I have hardly ever struck negativity in the marine industry in the past 10-15 or so years, but just a little bit in my younger days I had to deal with a few things. I’ve been asked by a maritime test examiner “why are you bothering with this” just before my oral exam. Also told by a potential employer whom I applied for a job with ‘this is no place for a woman’ (a previous tug operator many years ago). A few of these comments actually had the opposite effect in that it made me more determined to succeed. I think times have changed a lot now for everyone. Recently, I have replied to people that ask me this question that I have always felt welcome in new work roles and have for the most part found crews etc. to be very helpful. It doesn’t matter what gender you are, in any new job you need to be open and honest and ask questions, not try to second guess something you’re not sure about. I like to draw on the knowledge and experience of others and remain open to suggestions for a better way to do things. If you are true to yourself and don’t try to stand out in any aspect, just do your job, there is no reason these days why anyone would treat you differently.
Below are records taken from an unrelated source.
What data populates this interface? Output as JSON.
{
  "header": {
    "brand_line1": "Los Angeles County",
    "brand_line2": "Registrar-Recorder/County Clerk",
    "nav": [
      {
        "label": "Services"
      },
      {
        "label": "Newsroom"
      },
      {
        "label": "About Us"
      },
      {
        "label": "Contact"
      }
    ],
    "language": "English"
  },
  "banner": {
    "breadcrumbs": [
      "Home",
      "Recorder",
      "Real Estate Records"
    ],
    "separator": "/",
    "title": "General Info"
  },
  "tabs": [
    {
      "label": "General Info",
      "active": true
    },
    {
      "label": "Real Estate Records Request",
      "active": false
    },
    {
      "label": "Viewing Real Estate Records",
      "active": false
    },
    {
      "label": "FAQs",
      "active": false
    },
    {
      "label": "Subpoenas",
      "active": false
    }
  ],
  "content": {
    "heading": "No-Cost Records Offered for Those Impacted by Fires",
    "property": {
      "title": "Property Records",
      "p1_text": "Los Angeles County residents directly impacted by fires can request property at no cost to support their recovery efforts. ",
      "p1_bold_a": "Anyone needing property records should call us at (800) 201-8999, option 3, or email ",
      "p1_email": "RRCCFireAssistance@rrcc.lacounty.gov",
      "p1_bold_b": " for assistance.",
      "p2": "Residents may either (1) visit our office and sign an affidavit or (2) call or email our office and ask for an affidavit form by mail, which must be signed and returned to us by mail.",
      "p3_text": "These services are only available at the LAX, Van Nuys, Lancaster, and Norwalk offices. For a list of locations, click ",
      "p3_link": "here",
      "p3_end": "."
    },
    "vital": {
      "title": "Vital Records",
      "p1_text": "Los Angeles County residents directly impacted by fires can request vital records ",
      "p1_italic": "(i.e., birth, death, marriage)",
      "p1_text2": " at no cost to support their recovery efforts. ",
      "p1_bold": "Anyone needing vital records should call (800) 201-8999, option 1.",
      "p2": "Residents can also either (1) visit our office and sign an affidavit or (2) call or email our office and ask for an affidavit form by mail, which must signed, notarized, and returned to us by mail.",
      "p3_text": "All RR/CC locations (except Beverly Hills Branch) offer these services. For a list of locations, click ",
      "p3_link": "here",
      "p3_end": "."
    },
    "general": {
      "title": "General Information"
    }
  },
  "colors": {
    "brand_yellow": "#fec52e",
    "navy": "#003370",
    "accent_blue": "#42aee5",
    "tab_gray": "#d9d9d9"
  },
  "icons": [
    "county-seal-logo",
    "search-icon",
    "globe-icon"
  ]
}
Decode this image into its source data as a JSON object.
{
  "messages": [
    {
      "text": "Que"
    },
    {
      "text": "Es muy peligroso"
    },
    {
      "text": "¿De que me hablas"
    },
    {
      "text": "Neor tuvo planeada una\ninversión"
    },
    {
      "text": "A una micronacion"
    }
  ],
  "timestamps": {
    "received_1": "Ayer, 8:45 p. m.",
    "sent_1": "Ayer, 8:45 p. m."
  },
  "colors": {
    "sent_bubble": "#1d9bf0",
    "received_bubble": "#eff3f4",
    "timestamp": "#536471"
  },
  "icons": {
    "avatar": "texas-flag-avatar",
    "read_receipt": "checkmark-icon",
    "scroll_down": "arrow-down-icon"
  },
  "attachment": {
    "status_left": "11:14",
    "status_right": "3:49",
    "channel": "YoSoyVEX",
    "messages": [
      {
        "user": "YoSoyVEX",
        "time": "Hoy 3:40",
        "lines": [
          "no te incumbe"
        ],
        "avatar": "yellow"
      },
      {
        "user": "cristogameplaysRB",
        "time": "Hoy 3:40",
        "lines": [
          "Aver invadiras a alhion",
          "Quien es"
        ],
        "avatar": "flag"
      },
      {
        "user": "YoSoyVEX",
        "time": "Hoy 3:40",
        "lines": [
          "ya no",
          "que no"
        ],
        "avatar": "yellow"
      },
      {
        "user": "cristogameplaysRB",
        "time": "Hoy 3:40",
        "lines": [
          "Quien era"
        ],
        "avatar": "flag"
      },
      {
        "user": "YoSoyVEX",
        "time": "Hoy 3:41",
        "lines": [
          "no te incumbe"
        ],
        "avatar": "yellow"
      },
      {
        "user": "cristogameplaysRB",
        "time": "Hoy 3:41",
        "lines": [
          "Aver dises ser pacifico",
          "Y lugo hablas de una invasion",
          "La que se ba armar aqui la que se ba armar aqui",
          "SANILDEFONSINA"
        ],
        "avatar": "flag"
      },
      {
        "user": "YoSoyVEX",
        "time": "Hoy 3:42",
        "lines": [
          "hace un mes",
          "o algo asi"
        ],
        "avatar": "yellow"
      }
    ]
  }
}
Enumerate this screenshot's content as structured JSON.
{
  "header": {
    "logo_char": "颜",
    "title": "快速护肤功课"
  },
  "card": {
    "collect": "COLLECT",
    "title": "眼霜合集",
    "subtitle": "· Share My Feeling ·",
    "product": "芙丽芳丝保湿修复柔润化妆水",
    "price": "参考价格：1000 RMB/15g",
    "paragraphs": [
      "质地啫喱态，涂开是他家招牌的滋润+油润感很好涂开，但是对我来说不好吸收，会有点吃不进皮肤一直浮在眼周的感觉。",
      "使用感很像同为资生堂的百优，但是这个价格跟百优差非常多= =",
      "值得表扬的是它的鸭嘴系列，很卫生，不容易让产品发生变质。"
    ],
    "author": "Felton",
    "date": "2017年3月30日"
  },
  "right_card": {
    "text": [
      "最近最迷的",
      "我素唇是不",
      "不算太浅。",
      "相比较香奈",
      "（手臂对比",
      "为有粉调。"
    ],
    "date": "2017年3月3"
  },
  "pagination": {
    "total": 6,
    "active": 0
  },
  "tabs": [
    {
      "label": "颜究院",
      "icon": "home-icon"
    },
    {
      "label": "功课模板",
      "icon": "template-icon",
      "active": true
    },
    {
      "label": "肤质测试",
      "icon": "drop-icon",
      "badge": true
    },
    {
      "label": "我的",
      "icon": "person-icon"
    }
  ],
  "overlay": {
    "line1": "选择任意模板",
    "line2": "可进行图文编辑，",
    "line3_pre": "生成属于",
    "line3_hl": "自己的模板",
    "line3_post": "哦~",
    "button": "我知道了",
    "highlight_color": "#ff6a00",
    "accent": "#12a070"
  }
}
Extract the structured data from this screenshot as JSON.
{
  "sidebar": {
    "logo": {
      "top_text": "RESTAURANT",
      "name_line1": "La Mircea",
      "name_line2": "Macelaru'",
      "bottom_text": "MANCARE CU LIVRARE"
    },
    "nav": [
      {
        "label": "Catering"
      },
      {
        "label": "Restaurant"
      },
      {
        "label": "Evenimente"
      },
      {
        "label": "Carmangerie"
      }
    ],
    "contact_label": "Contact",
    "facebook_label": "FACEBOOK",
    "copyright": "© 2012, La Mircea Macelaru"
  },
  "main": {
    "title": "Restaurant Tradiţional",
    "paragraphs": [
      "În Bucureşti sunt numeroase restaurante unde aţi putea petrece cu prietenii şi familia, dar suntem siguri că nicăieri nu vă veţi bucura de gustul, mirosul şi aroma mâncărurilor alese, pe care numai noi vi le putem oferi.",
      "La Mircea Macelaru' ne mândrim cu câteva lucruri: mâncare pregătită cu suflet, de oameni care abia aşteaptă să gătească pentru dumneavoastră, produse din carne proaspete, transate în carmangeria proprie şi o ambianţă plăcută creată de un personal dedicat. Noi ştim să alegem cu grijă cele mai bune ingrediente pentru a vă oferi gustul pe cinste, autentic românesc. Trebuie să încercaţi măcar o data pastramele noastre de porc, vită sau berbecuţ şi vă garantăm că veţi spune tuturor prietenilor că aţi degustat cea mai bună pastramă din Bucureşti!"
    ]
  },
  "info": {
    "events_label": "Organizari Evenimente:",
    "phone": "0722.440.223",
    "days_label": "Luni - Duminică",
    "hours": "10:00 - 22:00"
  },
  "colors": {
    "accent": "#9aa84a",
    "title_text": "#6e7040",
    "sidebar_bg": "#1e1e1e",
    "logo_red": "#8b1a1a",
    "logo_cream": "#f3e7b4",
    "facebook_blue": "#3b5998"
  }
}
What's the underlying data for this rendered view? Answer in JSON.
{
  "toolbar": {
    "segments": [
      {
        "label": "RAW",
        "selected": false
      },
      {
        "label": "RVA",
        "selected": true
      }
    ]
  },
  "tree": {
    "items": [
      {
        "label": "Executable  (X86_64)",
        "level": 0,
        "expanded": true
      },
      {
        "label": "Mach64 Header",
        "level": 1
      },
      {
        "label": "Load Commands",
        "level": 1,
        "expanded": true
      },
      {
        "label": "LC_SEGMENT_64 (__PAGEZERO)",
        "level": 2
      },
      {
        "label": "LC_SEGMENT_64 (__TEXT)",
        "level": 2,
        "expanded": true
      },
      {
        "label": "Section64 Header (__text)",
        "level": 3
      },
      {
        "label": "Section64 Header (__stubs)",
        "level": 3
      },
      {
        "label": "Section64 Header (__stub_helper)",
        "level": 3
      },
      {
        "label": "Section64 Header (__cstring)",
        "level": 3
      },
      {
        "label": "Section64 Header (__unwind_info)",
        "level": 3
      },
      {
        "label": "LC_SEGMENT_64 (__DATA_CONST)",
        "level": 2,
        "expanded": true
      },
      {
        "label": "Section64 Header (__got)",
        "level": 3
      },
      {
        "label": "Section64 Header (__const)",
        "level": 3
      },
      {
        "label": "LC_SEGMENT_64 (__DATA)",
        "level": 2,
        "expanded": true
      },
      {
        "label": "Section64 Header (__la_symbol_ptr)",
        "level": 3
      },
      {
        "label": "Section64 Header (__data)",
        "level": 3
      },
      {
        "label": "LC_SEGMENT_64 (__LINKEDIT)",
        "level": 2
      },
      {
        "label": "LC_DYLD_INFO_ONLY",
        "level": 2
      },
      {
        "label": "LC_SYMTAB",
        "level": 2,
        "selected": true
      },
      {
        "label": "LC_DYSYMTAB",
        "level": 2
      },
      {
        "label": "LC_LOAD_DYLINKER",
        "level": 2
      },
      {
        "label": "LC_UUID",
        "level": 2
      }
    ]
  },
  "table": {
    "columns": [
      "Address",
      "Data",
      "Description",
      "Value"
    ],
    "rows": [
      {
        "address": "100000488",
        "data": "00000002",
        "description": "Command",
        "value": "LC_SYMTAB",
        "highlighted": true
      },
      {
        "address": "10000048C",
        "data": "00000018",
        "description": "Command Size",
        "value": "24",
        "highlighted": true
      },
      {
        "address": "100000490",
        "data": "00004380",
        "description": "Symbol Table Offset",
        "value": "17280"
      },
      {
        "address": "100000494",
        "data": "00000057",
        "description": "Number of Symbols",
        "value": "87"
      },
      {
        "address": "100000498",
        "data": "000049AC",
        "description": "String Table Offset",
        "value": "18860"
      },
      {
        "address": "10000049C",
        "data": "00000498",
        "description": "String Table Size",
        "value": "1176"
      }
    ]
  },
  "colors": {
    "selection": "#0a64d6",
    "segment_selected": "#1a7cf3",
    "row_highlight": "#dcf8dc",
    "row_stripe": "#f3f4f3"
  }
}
I am happy things have changed a lot and companies have good policies and practices in place.
I would like to see more information aimed at the school leaving generation about maritime careers both ashore and on the water. It’s something that young people don’t even think about.
I have taken a few young aspiring adults into the tugs and it’s a world they have never
even thought about or know exists. Whether you’re male or female the shift work and raising children is always going to be a challenge, as in any shift work job. Going to sea is even more challenging. There is always a way if you are well organised. It’s no different to working away in the mining industry or the airlines in terms of managing your outside life. Perhaps it would be worth getting some good role models at school career days, talking to students in conjunction with local maritime authorities about what’s needed to gain time and tickets.
Work hard, never give up and if you find yourself out of work don’t just approach a company once for a job, keep at them. Be open and ask as many questions as you like. No one knows everything and the only way you are going to get ahead is to be open to the help others are willing to give you. No one gets the top job straight up, so head down, listen well, work hard and be rewarded.